Director: Ahmad Ramezanzadeh

Cast: Zohreh Fakour Sabour, Pejman Bazeghi, Sima Tirandaz, Ferdous Kaviani, Sahar Jafari Jozani

Azhanse Doosti is a 2000 Iranian drama-comedy series directed by Ahmad Ramezanzadeh, following the drivers of a Tehran taxi agency who find themselves swept up in a fresh comic predicament with every shift — a warm episodic ride through everyday Iranian street life.

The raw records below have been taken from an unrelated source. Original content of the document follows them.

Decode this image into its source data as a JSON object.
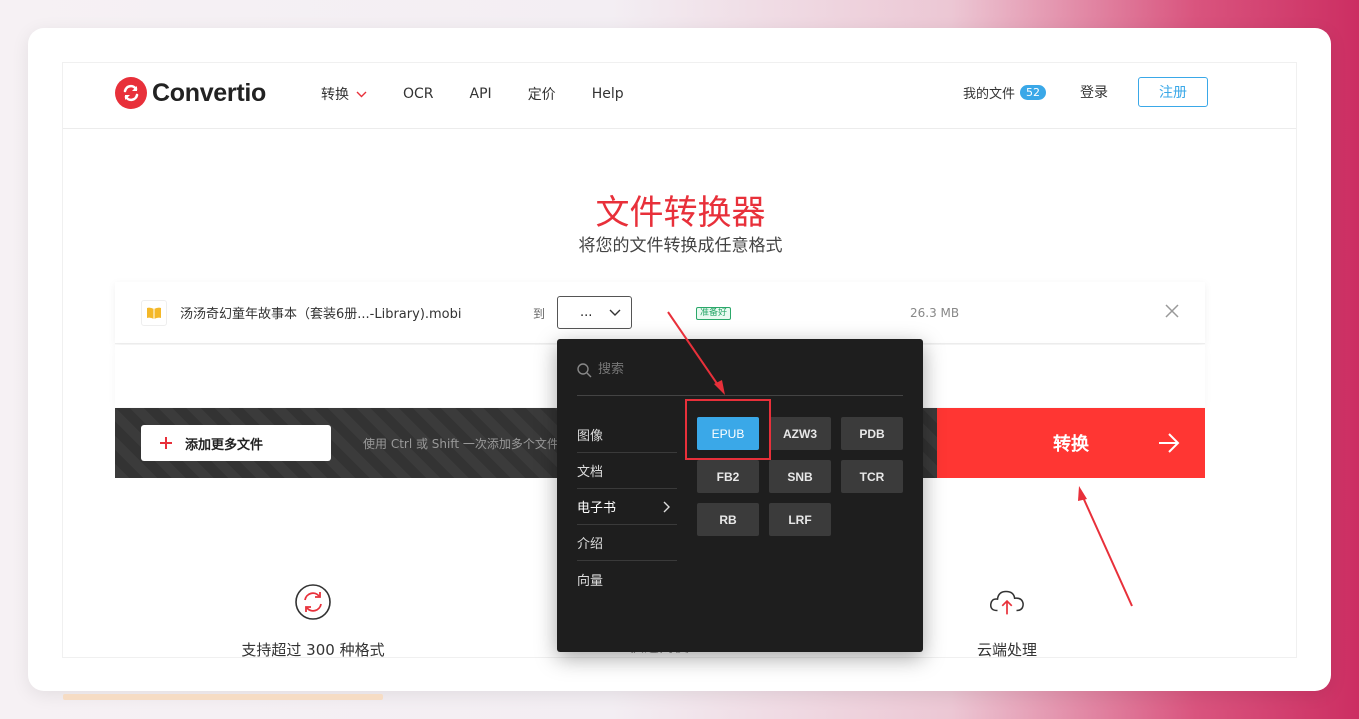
{
  "brand": {
    "name": "Convertio",
    "accent": "#e8303a",
    "link_color": "#3aa8e8"
  },
  "header": {
    "nav": [
      {
        "label": "转换",
        "has_dropdown": true
      },
      {
        "label": "OCR"
      },
      {
        "label": "API"
      },
      {
        "label": "定价"
      },
      {
        "label": "Help"
      }
    ],
    "my_files_label": "我的文件",
    "my_files_count": "52",
    "login_label": "登录",
    "signup_label": "注册"
  },
  "hero": {
    "title": "文件转换器",
    "subtitle": "将您的文件转换成任意格式"
  },
  "file": {
    "icon": "book-icon",
    "name": "汤汤奇幻童年故事本（套装6册...-Library).mobi",
    "to_label": "到",
    "selected_format": "...",
    "status": "准备好",
    "size": "26.3 MB"
  },
  "actions": {
    "add_files_label": "添加更多文件",
    "hint": "使用 Ctrl 或 Shift 一次添加多个文件",
    "convert_label": "转换"
  },
  "features": [
    {
      "icon": "refresh-circle-icon",
      "label": "支持超过 300 种格式"
    },
    {
      "icon": "speed-icon",
      "label": "快速简便"
    },
    {
      "icon": "cloud-upload-icon",
      "label": "云端处理"
    }
  ],
  "dropdown": {
    "search_placeholder": "搜索",
    "categories": [
      "图像",
      "文档",
      "电子书",
      "介绍",
      "向量"
    ],
    "active_category": "电子书",
    "formats": [
      "EPUB",
      "AZW3",
      "PDB",
      "FB2",
      "SNB",
      "TCR",
      "RB",
      "LRF"
    ],
    "selected_format": "EPUB"
  }
}
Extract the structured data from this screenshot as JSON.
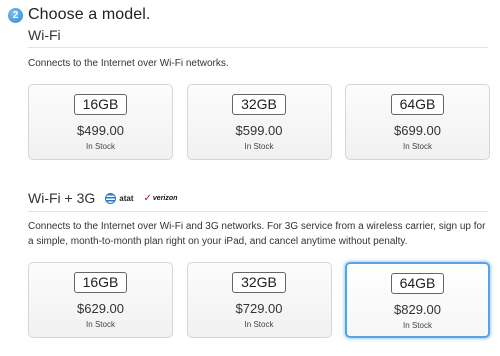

What is Azhanse Doosti about?

Every episode of Azhanse Doosti drops the drivers of a bustling Tehran taxi agency into a brand-new situation — a misunderstanding, an unexpected passenger, a domestic dispute that spills into the back seat, or a neighborhood crisis that turns a simple fare into an adventure. The series is structured as a loose anthology: most stories resolve within a single episode, though some threads stretch across several installments. What connects them is the recurring ensemble of cab drivers, their banter, and the colorful stream of ordinary Tehranis who climb in and out of their cars. The show finds comedy and warmth in the small dramas of city life — traffic, family tensions, love, money — all filtered through the windshield of a shared taxi.

Cast & crew

Director Ahmad Ramezanzadeh helms the series with a light touch well suited to its episodic format. The ensemble includes Zohreh Fakour Sabour, Pejman Bazeghi, Sima Tirandaz, Ferdous Kaviani, Sahar Jafari Jozani, Reza Banafshekhah, Ahoo Kheradmand, and Asghar Hemmat — a deep ensemble capable of cycling through comedy, warmth, and mild drama as each episode demands.

Context & significance

Iranian television comedy-drama has a long tradition of the workplace ensemble format — a group of recurring characters bound by a shared job, facing fresh guests and situations each week. Azhanse Doosti sits firmly in that tradition, but distinguishes itself by anchoring the action in a taxi agency: a uniquely democratic urban space where every class and personality in Tehran passes through. For diaspora viewers, the series carries a powerful nostalgic charge — the sight of familiar Tehran streets, the sounds of colloquial Farsi, and the rhythms of everyday life that many left behind. It belongs to the early 2000s wave of Iranian serial television that was accessible, warm, and designed for the whole family to watch together.